FRIDAY, NOVEMBER 20, 2009
Project Overruns Getting Worse
The TaxPayers' Alliance has just updated its analysis of cost overruns on large government projects.
The headline conclusion is that they're getting worse, with an average 38% overrun compared to the 34% identified in 2007. In cash terms the overruns now amount to £19bn, or £750 for every single British household.
The TPA's John O'Connell has waded through the details of 240 projects (well done John), but the top five culprits will be very familiar to BOM readers:
And we might just note that these bald totals - shocking though they are - almost certainly understate the real overruns because of the various tricks routinely deployed by the commissars to limit their blushes.

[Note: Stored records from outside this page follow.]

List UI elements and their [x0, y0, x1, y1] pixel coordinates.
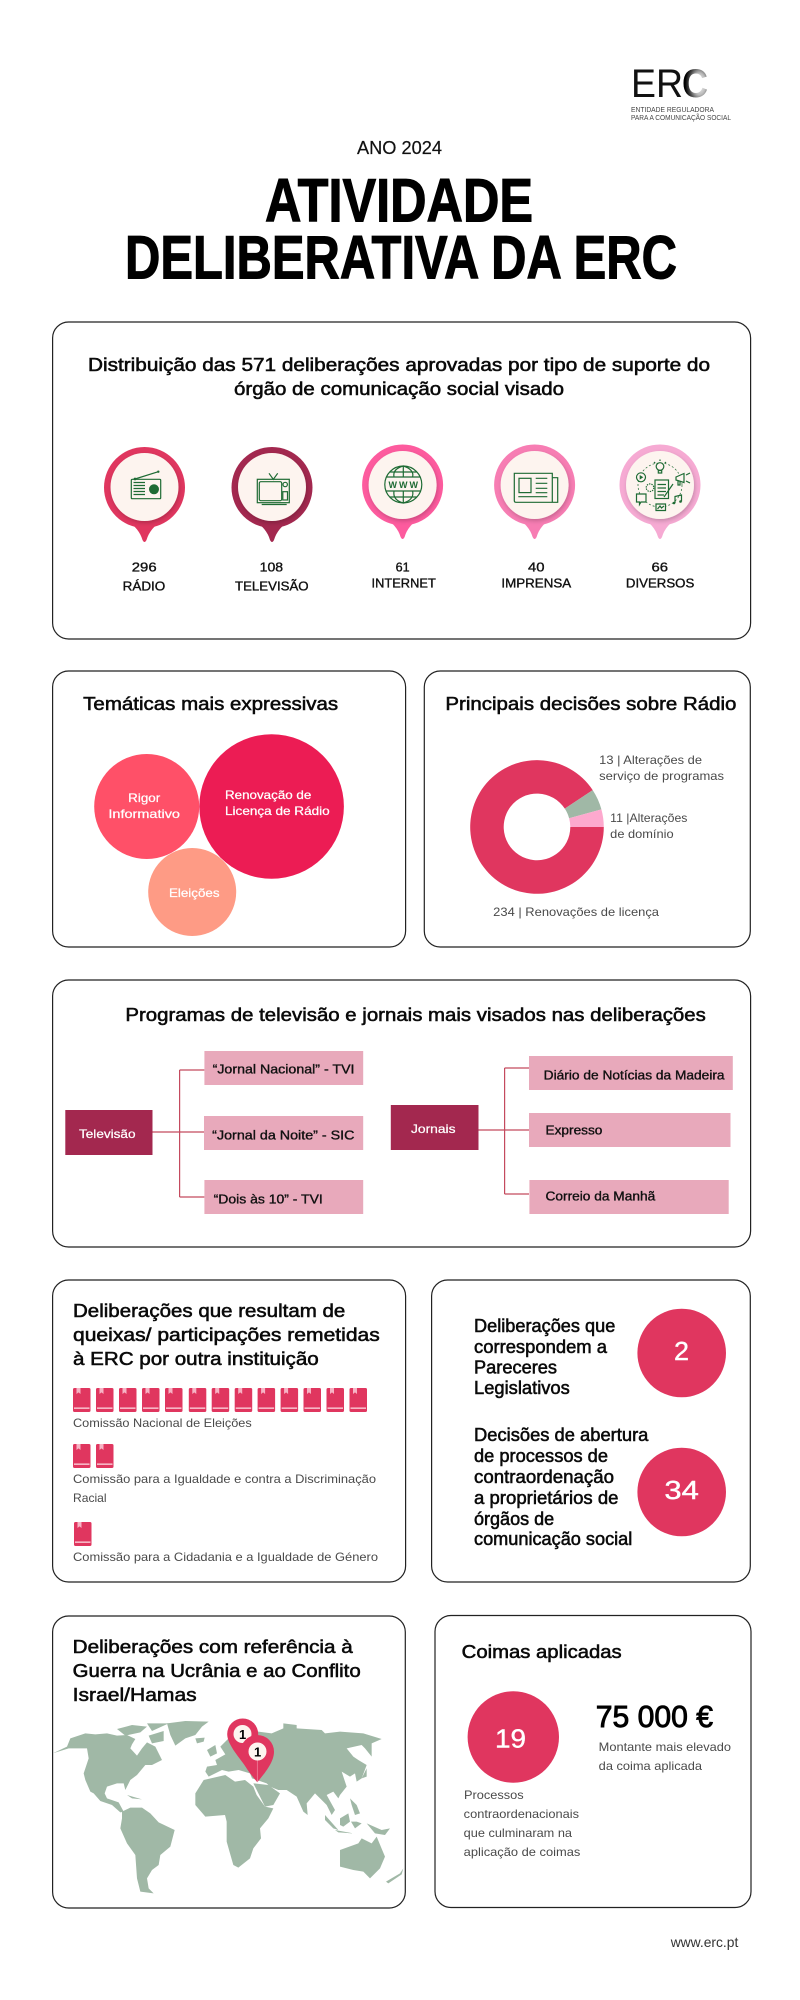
heading: war references: Israel/Hamas — [73, 1685, 197, 1705]
caption: highest fine: da coima aplicada — [599, 1759, 702, 1773]
bubble: Renovação de Licença de Rádio: Licença de Rádio — [225, 804, 330, 818]
bubble: Rigor Informativo: Informativo — [108, 807, 180, 821]
pin: internet — [362, 444, 443, 539]
logo: ERC: C — [682, 62, 708, 106]
heading: complaints: à ERC por outra instituição — [73, 1349, 319, 1369]
label: CICDR: Racial — [73, 1491, 107, 1505]
legend: licence renewals: 234 | Renovações de licença — [493, 905, 659, 919]
node: Televisão: Televisão — [79, 1127, 136, 1141]
panel: radio decisions — [424, 671, 750, 947]
bubble: Renovação de Licença de Rádio — [199, 734, 344, 879]
icon: media mix — [636, 460, 690, 510]
node: Correio da Manhã — [529, 1180, 729, 1214]
panel: legislative opinions and proceedings — [432, 1280, 750, 1582]
subtitle: year: ANO 2024 — [357, 138, 442, 158]
text: proceedings: órgãos de — [474, 1509, 554, 1529]
node: Jornal Nacional: “Jornal Nacional” - TVI — [213, 1062, 354, 1076]
node: Jornais — [391, 1105, 478, 1150]
heading: war references — [73, 1637, 361, 1705]
stat labels: media counts: 108 — [260, 560, 283, 574]
text: proceedings: comunicação social — [474, 1529, 632, 1549]
heading: war references: Deliberações com referência à — [73, 1637, 354, 1657]
panel: distribution of deliberations — [53, 322, 751, 639]
node: Jornal da Noite: “Jornal da Noite” - SIC — [212, 1128, 354, 1142]
stat: highest fine: 75 000 € — [596, 1699, 713, 1734]
node: Jornal da Noite — [204, 1116, 363, 1150]
stat labels: media counts — [123, 560, 694, 594]
legend: service changes: 13 | Alterações de — [599, 753, 702, 767]
stat labels: media counts: 40 — [528, 560, 545, 574]
stat circle: 34: 34 — [664, 1475, 699, 1505]
icon: globe: WWW — [388, 480, 418, 490]
logo: ERC: ER — [631, 62, 683, 106]
icon: 1 book — [74, 1522, 92, 1546]
heading: distribution — [88, 355, 710, 399]
bubble: Eleições — [148, 848, 236, 936]
text: proceedings: contraordenação — [474, 1467, 614, 1487]
label: CICDR: Comissão para a Igualdade e contra a Discriminação — [73, 1472, 376, 1486]
node: Dois às 10: “Dois às 10” - TVI — [214, 1192, 323, 1206]
heading: programmes: Programas de televisão e jornais mais visados nas deliberações — [125, 1005, 706, 1025]
text: legislative opinions — [474, 1316, 615, 1398]
label: CICDR — [73, 1472, 376, 1505]
stat labels: media counts: 66 — [652, 560, 668, 574]
node: Televisão — [65, 1110, 152, 1155]
heading: distribution: órgão de comunicação social visado — [234, 379, 564, 399]
legend: domain changes: 11 |Alterações — [610, 811, 687, 825]
stat labels: media counts: 296 — [132, 560, 157, 574]
text: legislative opinions: Legislativos — [474, 1378, 570, 1398]
logo: ERC: ENTIDADE REGULADORA — [631, 107, 714, 114]
tree: television — [65, 1051, 363, 1214]
node: Expresso: Expresso — [546, 1124, 602, 1138]
map pin: Ukraine — [227, 1718, 258, 1770]
legend: domain changes — [610, 811, 687, 841]
node: Expresso — [529, 1113, 730, 1147]
stat labels: media counts: INTERNET — [372, 576, 436, 590]
stat circle: 34 — [637, 1448, 726, 1536]
heading: themes: Temáticas mais expressivas — [83, 694, 338, 714]
icons: 2 books — [73, 1444, 114, 1468]
icon: newspaper — [514, 473, 558, 502]
text: proceedings: a proprietários de — [474, 1488, 618, 1508]
pin: radio — [104, 447, 185, 542]
text: proceedings: de processos de — [474, 1446, 608, 1466]
bubble: Rigor Informativo — [94, 754, 199, 859]
world map — [53, 1721, 403, 1893]
label: CNE: Comissão Nacional de Eleições — [73, 1416, 252, 1430]
heading: fines: Coimas aplicadas — [462, 1642, 622, 1662]
text: legislative opinions: Pareceres — [474, 1358, 557, 1378]
text: legislative opinions: Deliberações que — [474, 1316, 615, 1336]
caption: highest fine — [599, 1740, 731, 1773]
title — [125, 166, 677, 292]
legend: domain changes: de domínio — [610, 827, 674, 841]
text: proceedings — [474, 1425, 649, 1549]
stat labels: media counts: IMPRENSA — [501, 576, 572, 590]
logo: ERC — [631, 62, 731, 122]
text: legislative opinions: correspondem a — [474, 1337, 608, 1357]
logo: ERC: PARA A COMUNICAÇÃO SOCIAL — [631, 113, 731, 122]
panel: TV programmes and newspapers — [53, 980, 751, 1247]
icons: 13 books — [73, 1388, 367, 1412]
node: Correio da Manhã: Correio da Manhã — [546, 1190, 655, 1204]
stat circle: 19 — [468, 1691, 559, 1783]
bubble: Rigor Informativo: Rigor — [128, 791, 160, 805]
stat circle: 2 — [637, 1309, 726, 1397]
legend: service changes: serviço de programas — [599, 769, 724, 783]
stat labels: media counts: RÁDIO — [123, 578, 166, 594]
heading: distribution: Distribuição das 571 deliberações aprovadas por tipo de suporte do — [88, 355, 710, 375]
panel: complaints from other institutions — [53, 1280, 406, 1582]
caption: proceedings: que culminaram na — [464, 1826, 572, 1840]
stat labels: media counts: DIVERSOS — [626, 576, 694, 590]
heading: complaints: Deliberações que resultam de — [73, 1301, 345, 1321]
stat circle: 2: 2 — [674, 1336, 689, 1366]
icon: radio — [131, 470, 161, 499]
heading: complaints: queixas/ participações remetidas — [73, 1325, 380, 1345]
heading: radio decisions: Principais decisões sobre Rádio — [445, 694, 736, 714]
bubble: Renovação de Licença de Rádio: Renovação de — [225, 788, 312, 802]
stat labels: media counts: TELEVISÃO — [235, 580, 309, 594]
caption: proceedings: Processos — [464, 1788, 524, 1802]
stat labels: media counts: 61 — [396, 560, 410, 574]
bubble: Eleições: Eleições — [169, 886, 220, 900]
map pin: Israel/Hamas — [241, 1735, 274, 1782]
caption: highest fine: Montante mais elevado — [599, 1740, 731, 1754]
icon: television — [257, 473, 289, 504]
tree: newspapers — [391, 1056, 733, 1214]
caption: proceedings: contraordenacionais — [464, 1807, 579, 1821]
node: Dois às 10 — [204, 1180, 363, 1214]
node: Diário de Notícias da Madeira — [529, 1056, 733, 1090]
pin: various — [620, 444, 700, 539]
panel: war references — [53, 1616, 405, 1908]
legend: service changes — [599, 753, 724, 783]
caption: proceedings — [464, 1788, 580, 1859]
node: Diário de Notícias da Madeira: Diário de Notícias da Madeira — [544, 1068, 725, 1082]
pin: press — [494, 444, 575, 539]
caption: proceedings: aplicação de coimas — [464, 1845, 580, 1859]
map pin: Israel/Hamas: 1 — [254, 1744, 261, 1760]
text: proceedings: Decisões de abertura — [474, 1425, 649, 1445]
heading: complaints — [73, 1301, 380, 1369]
heading: war references: Guerra na Ucrânia e ao Conflito — [73, 1661, 361, 1681]
pin: television — [232, 447, 312, 542]
node: Jornais: Jornais — [411, 1122, 456, 1136]
label: CIG: Comissão para a Cidadania e a Igualdade de Género — [73, 1550, 378, 1564]
panel: themes — [53, 671, 406, 947]
stat circle: 19: 19 — [495, 1724, 526, 1754]
footer: website: www.erc.pt — [670, 1934, 738, 1950]
title: ATIVIDADE — [265, 166, 533, 234]
map pin: Ukraine: 1 — [239, 1727, 246, 1742]
donut chart — [470, 760, 604, 894]
title: DELIBERATIVA DA ERC — [125, 224, 677, 292]
node: Jornal Nacional — [204, 1051, 363, 1085]
panel: fines — [435, 1616, 751, 1908]
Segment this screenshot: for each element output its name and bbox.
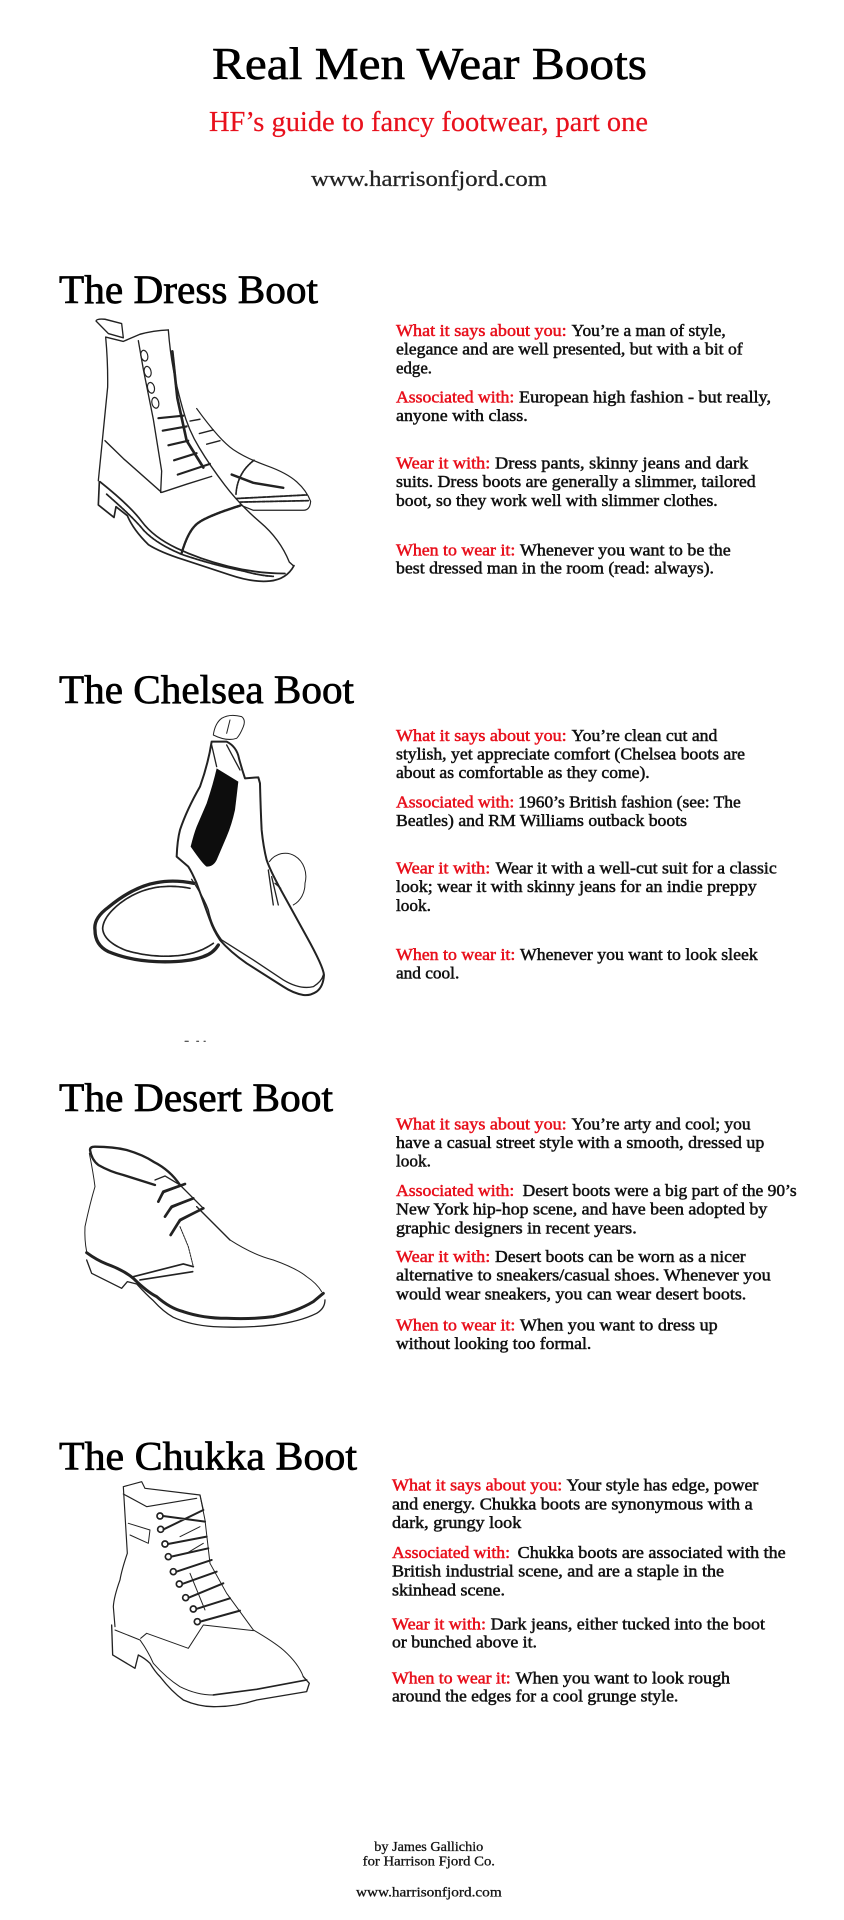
panel: desert boot [59, 1075, 797, 1353]
heading: the desert boot: The Desert Boot [59, 1075, 333, 1120]
text block: chukka boot details: and energy. Chukka boots are synonymous with a [392, 1494, 753, 1513]
text block: desert boot details [396, 1114, 797, 1353]
text block: chukka boot details: Wear it with: [392, 1614, 486, 1633]
text block: chelsea boot details: stylish, yet appreciate comfort (Chelsea boots are [396, 744, 745, 764]
text block: chelsea boot details: 1960’s British fashion (see: The [518, 792, 741, 812]
text block: dress boot details: Whenever you want to be the [520, 540, 731, 560]
text block: chukka boot details: Associated with: [392, 1543, 510, 1562]
text block: chelsea boot details [396, 726, 777, 982]
text block: dress boot details: anyone with class. [396, 406, 528, 425]
text block: dress boot details: European high fashion - but really, [519, 388, 771, 406]
text block: chelsea boot details: about as comfortable as they come). [396, 763, 650, 782]
illustration: dress boot [96, 319, 311, 581]
heading: the chukka boot: The Chukka Boot [59, 1433, 357, 1478]
text block: desert boot details: would wear sneakers, you can wear desert boots. [396, 1284, 746, 1303]
text block: desert boot details: Desert boots were a big part of the 90’s [523, 1181, 797, 1200]
text block: dress boot details: suits. Dress boots are generally a slimmer, tailored [396, 472, 756, 491]
text block: dress boot details: Dress pants, skinny jeans and dark [495, 454, 749, 472]
text block: desert boot details: Desert boots can be worn as a nicer [495, 1247, 746, 1266]
text block: chukka boot details: or bunched above it. [392, 1633, 537, 1652]
panel: chelsea boot [59, 667, 777, 1041]
title: Real Men Wear Boots [212, 38, 647, 89]
text block: dress boot details [396, 321, 771, 578]
text block: chukka boot details: What it says about you: [392, 1476, 562, 1495]
text block: chukka boot details: dark, grungy look [392, 1513, 522, 1532]
heading: the dress boot: The Dress Boot [59, 267, 318, 312]
text block: chukka boot details: Your style has edge, power [567, 1476, 759, 1495]
text block: chukka boot details: around the edges for a cool grunge style. [392, 1687, 678, 1706]
text block: chukka boot details: Chukka boots are associated with the [518, 1543, 786, 1562]
text block: dress boot details: best dressed man in the room (read: always). [396, 558, 714, 578]
text block: chukka boot details [392, 1476, 786, 1706]
text block: desert boot details: look. [396, 1152, 431, 1171]
footer credits: for Harrison Fjord Co. [363, 1855, 495, 1870]
text block: chelsea boot details: What it says about you: [396, 726, 567, 745]
text block: dress boot details: Associated with: [396, 388, 514, 406]
text block: chukka boot details: British industrial scene, and are a staple in the [392, 1562, 724, 1581]
illustration: desert boot [85, 1147, 325, 1327]
text block: chelsea boot details: You’re clean cut and [572, 726, 718, 745]
text block: dress boot details: What it says about you: [396, 321, 567, 340]
text block: chelsea boot details: look; wear it with skinny jeans for an indie preppy [396, 877, 757, 896]
text block: desert boot details: What it says about you: [396, 1114, 567, 1134]
text block: dress boot details: You’re a man of style, [572, 321, 726, 340]
text block: desert boot details: You’re arty and cool; you [572, 1114, 751, 1134]
text block: chukka boot details: skinhead scene. [392, 1580, 505, 1599]
text block: desert boot details: When to wear it: [396, 1315, 515, 1334]
text block: chelsea boot details: and cool. [396, 964, 459, 982]
panel: chukka boot [59, 1433, 786, 1707]
text block: chukka boot details: When you want to look rough [516, 1668, 731, 1687]
text block: desert boot details: graphic designers in recent years. [396, 1218, 637, 1237]
illustration: chukka boot [112, 1482, 309, 1707]
heading: the chelsea boot: The Chelsea Boot [59, 667, 354, 712]
text block: dress boot details: elegance and are well presented, but with a bit of [396, 340, 743, 358]
text block: desert boot details: When you want to dress up [520, 1315, 718, 1334]
footer credits: by James Gallichio [374, 1840, 483, 1855]
subtitle: HF’s guide to fancy footwear, part one [209, 107, 648, 138]
text block: dress boot details: boot, so they work well with slimmer clothes. [396, 491, 718, 510]
text block: desert boot details: Wear it with: [396, 1247, 490, 1266]
text block: dress boot details: Wear it with: [396, 454, 490, 472]
footer credits: www.harrisonfjord.com [356, 1886, 502, 1901]
text block: dress boot details: edge. [396, 358, 432, 378]
text block: chelsea boot details: look. [396, 896, 431, 915]
website url: www.harrisonfjord.com [311, 166, 548, 191]
text block: chelsea boot details: Wear it with: [396, 858, 490, 878]
text block: dress boot details: When to wear it: [396, 540, 515, 560]
footer credits [356, 1840, 502, 1901]
text block: desert boot details: New York hip-hop scene, and have been adopted by [396, 1200, 768, 1219]
text block: desert boot details: alternative to sneakers/casual shoes. Whenever you [396, 1266, 771, 1284]
text block: chelsea boot details: Associated with: [396, 792, 514, 812]
text block: chelsea boot details: Wear it with a well-cut suit for a classic [496, 858, 777, 878]
text block: chelsea boot details: Beatles) and RM Williams outback boots [396, 811, 687, 830]
text block: desert boot details: Associated with: [396, 1181, 514, 1200]
text block: desert boot details: without looking too formal. [396, 1334, 591, 1353]
text block: chelsea boot details: When to wear it: [396, 945, 515, 964]
text block: chelsea boot details: Whenever you want to look sleek [520, 945, 758, 964]
text block: chukka boot details: When to wear it: [392, 1668, 511, 1687]
panel: dress boot [59, 267, 771, 581]
text block: chukka boot details: Dark jeans, either tucked into the boot [491, 1614, 765, 1633]
text block: desert boot details: have a casual street style with a smooth, dressed up [396, 1133, 764, 1152]
illustration: chelsea boot [95, 715, 324, 1041]
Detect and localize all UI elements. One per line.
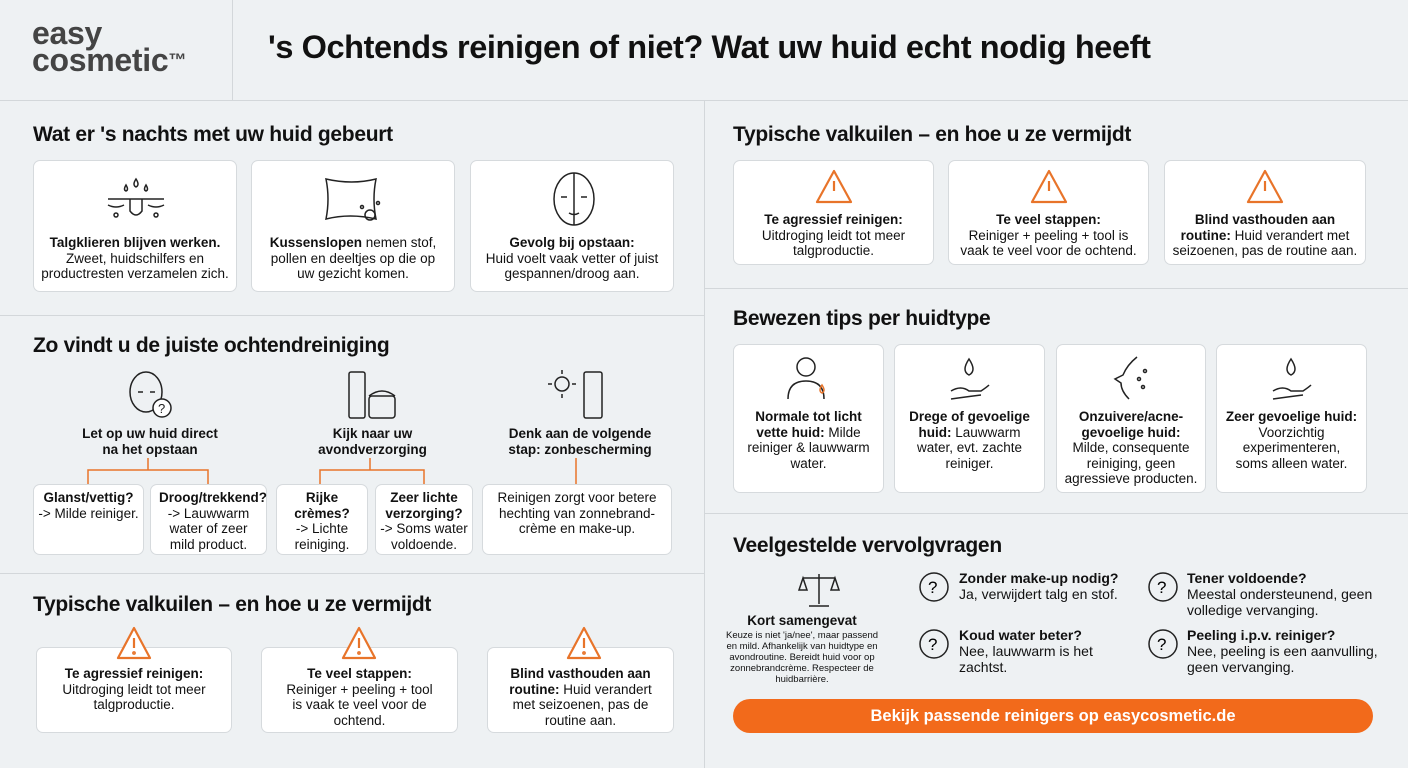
box: zeer lichte: Zeer lichte verzorging? <box>385 490 463 520</box>
faq 2: Koud water beter? <box>959 627 1082 643</box>
summary: Keuze is niet 'ja/nee', maar passend en mild. Afhankelijk van huidtype en avondroutine. Bereidt huid voor op zonnebrandcrème. Respecteer de huidbarrière. <box>726 630 878 685</box>
heading: Typische valkuilen – en hoe u ze vermijdt <box>733 123 1131 146</box>
box: glanst: -> Milde reiniger. <box>38 506 139 520</box>
faq 3: Meestal ondersteunend, geen volledige vervanging. <box>1187 586 1372 618</box>
heading: Bewezen tips per huidtype <box>733 307 990 330</box>
logo <box>32 15 186 78</box>
icon: skin drops <box>108 178 164 218</box>
label: avondverzorging: Kijk naar uw <box>333 426 412 441</box>
icon: person <box>787 357 825 399</box>
card: gevolg: Huid voelt vaak vetter of juist gespannen/droog aan. <box>486 250 658 281</box>
icon: sun tube <box>548 370 603 419</box>
card 1 <box>733 160 934 265</box>
box: droog: -> Lauwwarm water of zeer mild product. <box>168 506 249 552</box>
icon: pillow <box>325 178 380 221</box>
card: gevolg <box>470 160 674 292</box>
connectors <box>87 458 577 484</box>
faq 4: Nee, peeling is een aanvulling, geen vervanging. <box>1187 643 1378 675</box>
faq 3: Tener voldoende? <box>1187 570 1307 586</box>
icon: face question <box>129 371 172 418</box>
faq 4: ? <box>1157 635 1166 654</box>
card normaal <box>733 344 884 493</box>
icon: scale <box>798 574 840 607</box>
card zeer gevoelig <box>1216 344 1367 493</box>
card: gevolg: Gevolg bij opstaan: <box>509 235 635 250</box>
card: kussenslopen <box>251 160 455 292</box>
faq 4 <box>1148 627 1378 675</box>
card 1: Te agressief reinigen: <box>764 212 903 227</box>
faq 1 <box>919 570 1118 602</box>
icon: hand drop <box>950 358 990 400</box>
label: avondverzorging: avondverzorging <box>318 442 427 456</box>
faq 2: Nee, lauwwarm is het zachtst. <box>959 643 1093 675</box>
card 3 <box>1164 160 1366 265</box>
label: huid direct <box>82 426 218 457</box>
card droog: Drege of gevoelige huid: Lauwwarm water, evt. zachte reiniger. <box>909 409 1030 470</box>
card acne: Onzuivere/acne-gevoelige huid: Milde, consequente reiniging, geen agressieve producten. <box>1065 409 1197 486</box>
box: zeer lichte <box>375 484 473 555</box>
box: reinigen zon <box>482 484 672 555</box>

For example, the 28% programme overrun on Nimrod needs to be adjusted for the fact that we were originally meant to get 21 planes for £2bn - £95m each. But we're now paying £3.6bn for 9 aircraft- £400m each. That's a unit price increase of 321% (see various BOM posts eg here).
[NB - the first version of this post was incorrect, for which many apologies. As commenter Think Defence pointed out, we are no getting the 12 aircraft we originally quoted: we are now only getting 9. Which means the unit cost is actually £400m. Thank you Think Defence - we now feel even more depressed].
And as we blogged just last week, the commissars have only been able to restrict their admitted overrun for the 2012 Olympics to £6.9bn, by hiding a further £2.7bn elsewhere. Adding that back in means the overrun is already standing at £8.6bn, or 360%.
It's not all bad news. Many of the projects listed in the TPA report are actually on budget - or at least, they are to the extent we can take the official numbers at face value. But a quick eye-balling of the list suggests they tend to be the small ones (we'll investigate further).
As we've blogged before, experience around the world is that 90% of public projects blow their intial budget.
Why?
It's that old toxic mix of incompetence and salami slicing (ie officials/politicos deliberately understating the initial costs in order to get the go-ahead). Everyone knows it's endemic in public projects, and HM Treasury has even developed a detailed methodology meant to deal with it.
HMT calls it optimism bias. But as this TPA paper underlines, you'd need to be a particularly starry-eyed optimist to believe there's any cure.
Other than dismantling Big Government, that is.